A Multicarrier Underwater Acoustic Modem with Precise-Ranging Capability

具有精确测距能力的多载波水声调制解调器

• 批准号: 0725562
• 负责人: Shengli Zhou
• 金额: $ 27.4万
• 依托单位: University of Connecticut
• 依托单位国家: 美国
• 项目类别: Standard Grant
• 财政年份: 2007
• 资助国家: 美国
• 起止时间: 2007-09-01 至 2009-08-31
• 项目状态: 已结题
• 来源: https://www.nsf.gov/awardsearch/showAward?AWD_ID=0725562&HistoricalAwards=false
• 关键词: Multicarrier; Underwater; Acoustic; Modem; Precise

Intellectual Merit: This project investigates a paradigm shift in acoustic underwater communication from single-carrier transmission to multi-carrier modulation in the form of orthogonal frequency division multiplexing (OFDM).

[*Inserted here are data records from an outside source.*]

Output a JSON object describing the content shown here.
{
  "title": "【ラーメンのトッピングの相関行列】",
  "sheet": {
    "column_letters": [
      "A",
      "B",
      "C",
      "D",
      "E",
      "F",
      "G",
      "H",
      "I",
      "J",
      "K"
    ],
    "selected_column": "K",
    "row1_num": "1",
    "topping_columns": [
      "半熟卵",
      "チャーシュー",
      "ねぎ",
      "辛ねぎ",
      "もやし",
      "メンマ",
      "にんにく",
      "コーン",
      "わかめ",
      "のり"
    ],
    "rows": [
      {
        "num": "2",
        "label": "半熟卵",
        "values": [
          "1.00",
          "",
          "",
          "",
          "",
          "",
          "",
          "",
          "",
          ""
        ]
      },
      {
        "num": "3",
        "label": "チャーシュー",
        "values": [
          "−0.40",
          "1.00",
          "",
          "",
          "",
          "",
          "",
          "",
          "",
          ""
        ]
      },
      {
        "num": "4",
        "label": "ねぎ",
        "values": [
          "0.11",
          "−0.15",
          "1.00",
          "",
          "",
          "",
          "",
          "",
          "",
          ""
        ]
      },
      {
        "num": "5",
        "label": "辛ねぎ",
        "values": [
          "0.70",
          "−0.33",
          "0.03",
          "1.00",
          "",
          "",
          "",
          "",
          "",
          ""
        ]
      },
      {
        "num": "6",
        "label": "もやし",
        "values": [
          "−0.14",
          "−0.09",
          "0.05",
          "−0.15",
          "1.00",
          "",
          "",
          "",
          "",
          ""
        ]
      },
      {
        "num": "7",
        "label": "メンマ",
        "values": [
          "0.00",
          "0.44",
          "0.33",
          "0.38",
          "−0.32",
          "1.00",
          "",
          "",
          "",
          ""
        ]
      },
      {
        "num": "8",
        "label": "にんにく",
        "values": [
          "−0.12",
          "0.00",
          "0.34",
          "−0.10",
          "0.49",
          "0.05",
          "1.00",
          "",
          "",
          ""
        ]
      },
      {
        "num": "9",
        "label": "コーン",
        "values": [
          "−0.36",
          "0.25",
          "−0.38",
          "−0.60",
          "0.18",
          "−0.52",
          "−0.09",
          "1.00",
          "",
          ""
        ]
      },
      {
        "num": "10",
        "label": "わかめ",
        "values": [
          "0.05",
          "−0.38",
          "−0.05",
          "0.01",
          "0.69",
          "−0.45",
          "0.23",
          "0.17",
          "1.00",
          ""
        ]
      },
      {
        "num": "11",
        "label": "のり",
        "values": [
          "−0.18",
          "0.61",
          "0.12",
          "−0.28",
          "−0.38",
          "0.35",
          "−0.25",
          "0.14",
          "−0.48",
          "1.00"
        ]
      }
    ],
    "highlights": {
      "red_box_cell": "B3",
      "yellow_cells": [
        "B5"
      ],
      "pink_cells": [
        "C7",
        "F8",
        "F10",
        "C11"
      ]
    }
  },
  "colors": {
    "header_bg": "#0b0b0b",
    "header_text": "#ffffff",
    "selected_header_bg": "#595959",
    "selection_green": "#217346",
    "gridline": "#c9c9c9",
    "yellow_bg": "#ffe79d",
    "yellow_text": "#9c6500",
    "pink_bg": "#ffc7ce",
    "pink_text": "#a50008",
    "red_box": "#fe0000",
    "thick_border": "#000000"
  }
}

OFDM has its unique strength in handling high-rate transmissions over long dispersive channels and has prevailed in recent broadband wireless radio applications. However, underwater acoustic channels are far more challenging than their radio counterparts due to their large bandwidth-to-carrier-frequency ratio, large propagation delay, large multipath spread, and fast channel variations. Incorporating the unique characteristics of underwater acoustic channels, our first task is to make OFDM work in underwater environments with fast-moving platforms. Preliminary experimental results have demonstrated the effectiveness of our proposed approach even when the relative speed between the transmitter and the receiver is up to 10 knots, which is the current state of the art. In our second task, we equip the multi-carrier modem with precise-ranging capability. The key is to develop precise synchronization algorithms that can locate the "first arrival" in the presence of dense multi-path conditions and that can work well in fast-varying underwater channels. In our third task, we develop a standalone modem prototype based on a digital signal processor that integrates the transceiver algorithms developed in this project.Broader Impact: Providing a multi-carrier acoustic modem with ranging capability, this project has the potential to directly benefit the development of underwater wireless sensor networks for a variety of applications. Due to the large bandwidth-to-carrier-frequency ratio of underwater acoustic channels, the proposed methodology and algorithms may, also, have an impact on wideband and ultra-wideband radio applications. This project integrates research and education to enhance the content of undergraduate and graduate classes and, in particular, provides innovative senior design projects.

智力优势：本计画探讨以正交频分多工（OFDM）方式，将水声通讯由单载波传输转换为多载波调变。 OFDM在处理长色散信道上的高速率传输方面具有其独特的优势，并且在最近的宽带无线电应用中占主导地位。 然而，由于水声信道具有大的带宽与载波频率比、大的传播延迟、大的多径扩展和快速的信道变化，其挑战性远大于无线电信道。 针对水声信道的特殊性，我们的首要任务是使OFDM技术能够在具有快速移动平台的水下环境中工作。 初步的实验结果已经证明了我们所提出的方法的有效性，即使当发射机和接收机之间的相对速度高达10节，这是目前最先进的。在我们的第二个任务，我们配备了多载波调制解调器的精确测距能力。 关键是开发精确的同步算法，可以在密集多径条件下定位“初至”，并且可以在快速变化的水下信道中良好工作。 在我们的第三个任务中，我们开发了一个独立的调制解调器原型的基础上的数字信号处理器，集成了收发器的算法开发在这个project.Broader影响：提供一个多载波声学调制解调器的测距能力，这个项目有可能直接受益于水下无线传感器网络的各种应用的发展。 由于水声信道的大带宽与载波频率比，所提出的方法和算法也可能对宽带和超宽带无线电应用产生影响。 该项目整合了研究和教育，以提高本科和研究生课程的内容，特别是提供创新的高级设计项目。